Как она могла не понять этого? За деревьями не увидела леса! Изучала — и не изучила, хмуря брови и щуря глаза от режущей зрение балаганной раскраски! Не поняла, что человек…
У Морица давно тихо, как хорошо, что он спит!
Большая Медведица совсем боком встала — а Полярная звезда — вон там! Как звезды крупно дрожат! Им тоже холодно… "
А когда она наконец засыпала — в её сон легко, как через низкий порог, входил Мориц, по9ти каждый день. Ей было вольней с ним, чем в яви, они обычно куда‑то шли, и она говорила ему о его здоровий, своим языком, но смелее: "Не спорьте, вы таете, я же вижу. Когда вы год назад тут шли (она хотела сказать "месяц" — но во сне получилось год), вы были не так худы.
И он во сне был всегда к ней мягче и проникновеннее. Было ли то самовоспитание или самозащита — но она никогда не видела его во сне интимнее, чем наяву. Сон — может быть, именно потому, что мог себе все позволить, — церемонно, во всю мощь сна, спокойно — не позволял себе ничего. И во сне он никогда не подозревал её ни в чем, как, кто знал, может быть, подозревал — наяву. Эти сны, вдруг сошедшие к ней на ночи её бессонниц, спускались с каких‑то блаженных островов, как воспоминания детства. Так — за день — она жила в двух мирах: в мире своей душевной слитости с Морицем — ив мире — жизненной, реальной необходимости.
Поэма валилась из рук, повесть — тоже. А дочка Леонида Утесова пела (из репродуктора) надтреснутым голосом упоительные свои песни, и Нике казалось, что это в ней, в её душе, собственной, музыка, её нелепая, неоправдываемая, неистребимая любовь к нему…

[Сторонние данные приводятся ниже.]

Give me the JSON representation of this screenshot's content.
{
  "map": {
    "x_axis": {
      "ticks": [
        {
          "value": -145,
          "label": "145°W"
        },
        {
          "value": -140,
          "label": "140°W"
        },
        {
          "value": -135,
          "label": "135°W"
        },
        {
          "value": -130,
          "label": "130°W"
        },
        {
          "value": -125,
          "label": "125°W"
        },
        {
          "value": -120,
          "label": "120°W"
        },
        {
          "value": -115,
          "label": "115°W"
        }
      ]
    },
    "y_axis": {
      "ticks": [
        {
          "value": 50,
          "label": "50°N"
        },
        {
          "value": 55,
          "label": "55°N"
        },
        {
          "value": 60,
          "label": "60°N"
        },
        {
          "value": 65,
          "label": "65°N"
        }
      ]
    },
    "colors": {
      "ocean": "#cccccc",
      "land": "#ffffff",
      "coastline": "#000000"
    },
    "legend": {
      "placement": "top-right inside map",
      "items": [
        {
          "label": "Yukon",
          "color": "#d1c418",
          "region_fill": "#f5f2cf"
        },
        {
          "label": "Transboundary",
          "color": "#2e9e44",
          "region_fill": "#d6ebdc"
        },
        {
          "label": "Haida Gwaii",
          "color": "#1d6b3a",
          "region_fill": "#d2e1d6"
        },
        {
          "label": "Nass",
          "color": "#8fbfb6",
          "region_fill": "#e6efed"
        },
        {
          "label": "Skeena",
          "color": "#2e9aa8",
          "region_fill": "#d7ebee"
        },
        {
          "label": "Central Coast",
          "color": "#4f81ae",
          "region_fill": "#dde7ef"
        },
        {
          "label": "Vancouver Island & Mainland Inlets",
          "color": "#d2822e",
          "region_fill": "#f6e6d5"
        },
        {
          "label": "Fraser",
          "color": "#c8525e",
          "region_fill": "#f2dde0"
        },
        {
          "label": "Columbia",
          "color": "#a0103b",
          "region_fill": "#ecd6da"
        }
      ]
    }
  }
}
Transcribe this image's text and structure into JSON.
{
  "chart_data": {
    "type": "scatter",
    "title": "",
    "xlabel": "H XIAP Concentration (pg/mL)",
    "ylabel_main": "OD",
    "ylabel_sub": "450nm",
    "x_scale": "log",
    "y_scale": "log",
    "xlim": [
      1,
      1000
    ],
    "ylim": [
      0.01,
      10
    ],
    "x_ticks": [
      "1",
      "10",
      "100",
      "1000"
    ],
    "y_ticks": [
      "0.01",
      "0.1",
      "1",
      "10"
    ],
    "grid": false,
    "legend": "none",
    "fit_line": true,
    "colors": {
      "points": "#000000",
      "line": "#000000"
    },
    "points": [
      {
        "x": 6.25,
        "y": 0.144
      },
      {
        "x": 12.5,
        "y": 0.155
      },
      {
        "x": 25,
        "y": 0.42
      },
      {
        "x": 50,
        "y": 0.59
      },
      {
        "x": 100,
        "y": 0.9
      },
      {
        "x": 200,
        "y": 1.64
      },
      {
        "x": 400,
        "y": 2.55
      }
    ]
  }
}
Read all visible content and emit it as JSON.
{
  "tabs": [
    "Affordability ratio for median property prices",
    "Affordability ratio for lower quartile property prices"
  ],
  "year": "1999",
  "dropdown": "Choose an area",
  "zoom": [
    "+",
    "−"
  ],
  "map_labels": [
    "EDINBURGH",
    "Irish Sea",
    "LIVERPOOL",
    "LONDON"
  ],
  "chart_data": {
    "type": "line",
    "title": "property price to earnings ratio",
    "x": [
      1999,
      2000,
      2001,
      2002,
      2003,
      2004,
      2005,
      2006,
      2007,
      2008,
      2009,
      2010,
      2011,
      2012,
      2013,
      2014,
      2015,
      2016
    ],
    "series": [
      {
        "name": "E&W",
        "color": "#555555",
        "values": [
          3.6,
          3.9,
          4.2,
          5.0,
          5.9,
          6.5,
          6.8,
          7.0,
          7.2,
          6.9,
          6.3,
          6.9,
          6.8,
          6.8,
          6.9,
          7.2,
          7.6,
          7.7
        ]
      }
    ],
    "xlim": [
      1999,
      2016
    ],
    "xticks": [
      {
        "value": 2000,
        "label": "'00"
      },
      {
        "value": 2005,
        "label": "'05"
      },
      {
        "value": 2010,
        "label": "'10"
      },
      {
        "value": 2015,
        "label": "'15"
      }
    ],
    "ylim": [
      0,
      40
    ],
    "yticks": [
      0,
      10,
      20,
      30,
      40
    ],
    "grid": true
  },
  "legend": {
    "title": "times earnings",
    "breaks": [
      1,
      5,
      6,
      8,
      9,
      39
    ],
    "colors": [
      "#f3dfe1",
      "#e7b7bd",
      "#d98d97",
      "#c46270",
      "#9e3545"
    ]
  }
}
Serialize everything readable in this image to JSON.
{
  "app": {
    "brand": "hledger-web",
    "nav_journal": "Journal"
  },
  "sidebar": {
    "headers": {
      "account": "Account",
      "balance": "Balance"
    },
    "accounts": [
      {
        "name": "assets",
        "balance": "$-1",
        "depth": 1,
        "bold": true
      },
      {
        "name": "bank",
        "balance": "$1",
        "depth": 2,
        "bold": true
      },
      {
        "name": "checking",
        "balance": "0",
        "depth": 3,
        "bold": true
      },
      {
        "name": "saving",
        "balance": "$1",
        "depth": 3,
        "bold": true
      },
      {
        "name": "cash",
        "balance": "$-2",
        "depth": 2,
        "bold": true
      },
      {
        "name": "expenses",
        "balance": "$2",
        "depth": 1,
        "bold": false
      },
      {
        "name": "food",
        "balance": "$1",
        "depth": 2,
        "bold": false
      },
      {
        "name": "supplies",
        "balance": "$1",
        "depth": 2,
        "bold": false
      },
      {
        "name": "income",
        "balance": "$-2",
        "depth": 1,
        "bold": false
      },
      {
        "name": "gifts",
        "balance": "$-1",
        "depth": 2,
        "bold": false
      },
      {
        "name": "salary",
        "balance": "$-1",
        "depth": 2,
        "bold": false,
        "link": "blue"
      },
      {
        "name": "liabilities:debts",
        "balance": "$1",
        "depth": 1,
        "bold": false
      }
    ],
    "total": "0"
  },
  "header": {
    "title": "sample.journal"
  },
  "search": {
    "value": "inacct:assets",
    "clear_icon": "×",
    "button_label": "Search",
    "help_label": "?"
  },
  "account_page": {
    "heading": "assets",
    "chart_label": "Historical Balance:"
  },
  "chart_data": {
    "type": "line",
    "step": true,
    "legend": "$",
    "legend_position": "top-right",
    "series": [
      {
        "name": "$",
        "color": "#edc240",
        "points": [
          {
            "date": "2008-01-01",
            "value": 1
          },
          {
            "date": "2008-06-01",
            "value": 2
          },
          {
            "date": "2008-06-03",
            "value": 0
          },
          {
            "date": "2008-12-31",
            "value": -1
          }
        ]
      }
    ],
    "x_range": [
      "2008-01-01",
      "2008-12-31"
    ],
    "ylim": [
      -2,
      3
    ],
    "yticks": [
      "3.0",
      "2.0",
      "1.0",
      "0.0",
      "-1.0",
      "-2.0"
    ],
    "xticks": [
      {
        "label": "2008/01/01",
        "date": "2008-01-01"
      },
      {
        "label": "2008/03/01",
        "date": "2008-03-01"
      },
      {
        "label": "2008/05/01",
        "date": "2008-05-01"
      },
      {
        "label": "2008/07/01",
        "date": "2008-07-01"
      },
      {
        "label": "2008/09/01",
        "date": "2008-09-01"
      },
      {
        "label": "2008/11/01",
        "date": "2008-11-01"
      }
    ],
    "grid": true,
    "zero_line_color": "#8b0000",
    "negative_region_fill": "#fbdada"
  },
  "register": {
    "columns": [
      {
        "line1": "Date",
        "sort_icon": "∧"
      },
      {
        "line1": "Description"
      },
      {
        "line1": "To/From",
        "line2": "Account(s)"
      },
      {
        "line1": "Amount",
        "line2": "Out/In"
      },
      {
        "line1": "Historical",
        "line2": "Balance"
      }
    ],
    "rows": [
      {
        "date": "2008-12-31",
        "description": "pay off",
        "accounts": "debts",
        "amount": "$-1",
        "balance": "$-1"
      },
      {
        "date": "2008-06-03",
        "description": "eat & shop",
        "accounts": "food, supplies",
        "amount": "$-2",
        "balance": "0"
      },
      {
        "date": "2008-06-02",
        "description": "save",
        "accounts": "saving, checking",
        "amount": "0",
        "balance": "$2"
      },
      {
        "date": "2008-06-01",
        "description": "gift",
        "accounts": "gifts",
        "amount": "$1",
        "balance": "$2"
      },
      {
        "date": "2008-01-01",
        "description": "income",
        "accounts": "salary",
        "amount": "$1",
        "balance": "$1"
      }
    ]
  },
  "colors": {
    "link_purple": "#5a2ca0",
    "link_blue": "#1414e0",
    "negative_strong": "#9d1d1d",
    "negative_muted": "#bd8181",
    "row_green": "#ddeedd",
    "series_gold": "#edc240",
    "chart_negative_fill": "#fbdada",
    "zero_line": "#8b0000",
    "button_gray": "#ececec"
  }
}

— Мориц, — говорила она в пустоту, — со мною о вас — то, что с вами — о музыке — когда поет дочка Утесова. Любовь сильнее Разума, она его заколдовывает, — как Лорелея тех рыбаков. Что же, значит — слаб Разум? Нет — сильна Любовь. Мориц, вы никогда не будете ни мужем моим, ни ребенком, а я вас чувствую — тем и другим. Сейчас, на всегда возможном краю, что нас всех перебросят, разбросают куда‑то, сломав эту хрупкую, но единственно мне с вами возможную совместную жизнь, я, как баба крепостного, вою у ног барыни, которая её разлучает с милым. (И эта "барыня" — лагерь.) В последние дни я не могу быть во вражде с вами! Может быть — близок конец? (Если бы я не была крепка в моих внутренних — в чем я выросла — убеждениях, это могло бы привести к самоубийству.) В час прощанья оно станет ещё сильней — как это смешно и как страшно. (Мне — страшно, а вам — смешно?) У меня сейчас все время как 39 градусов. Будет ещё и сорок, и сорок два. Сознанье не потеряю, не бойтесь. Все apparences[38] — вам так смертельно важные — будут соблюдены!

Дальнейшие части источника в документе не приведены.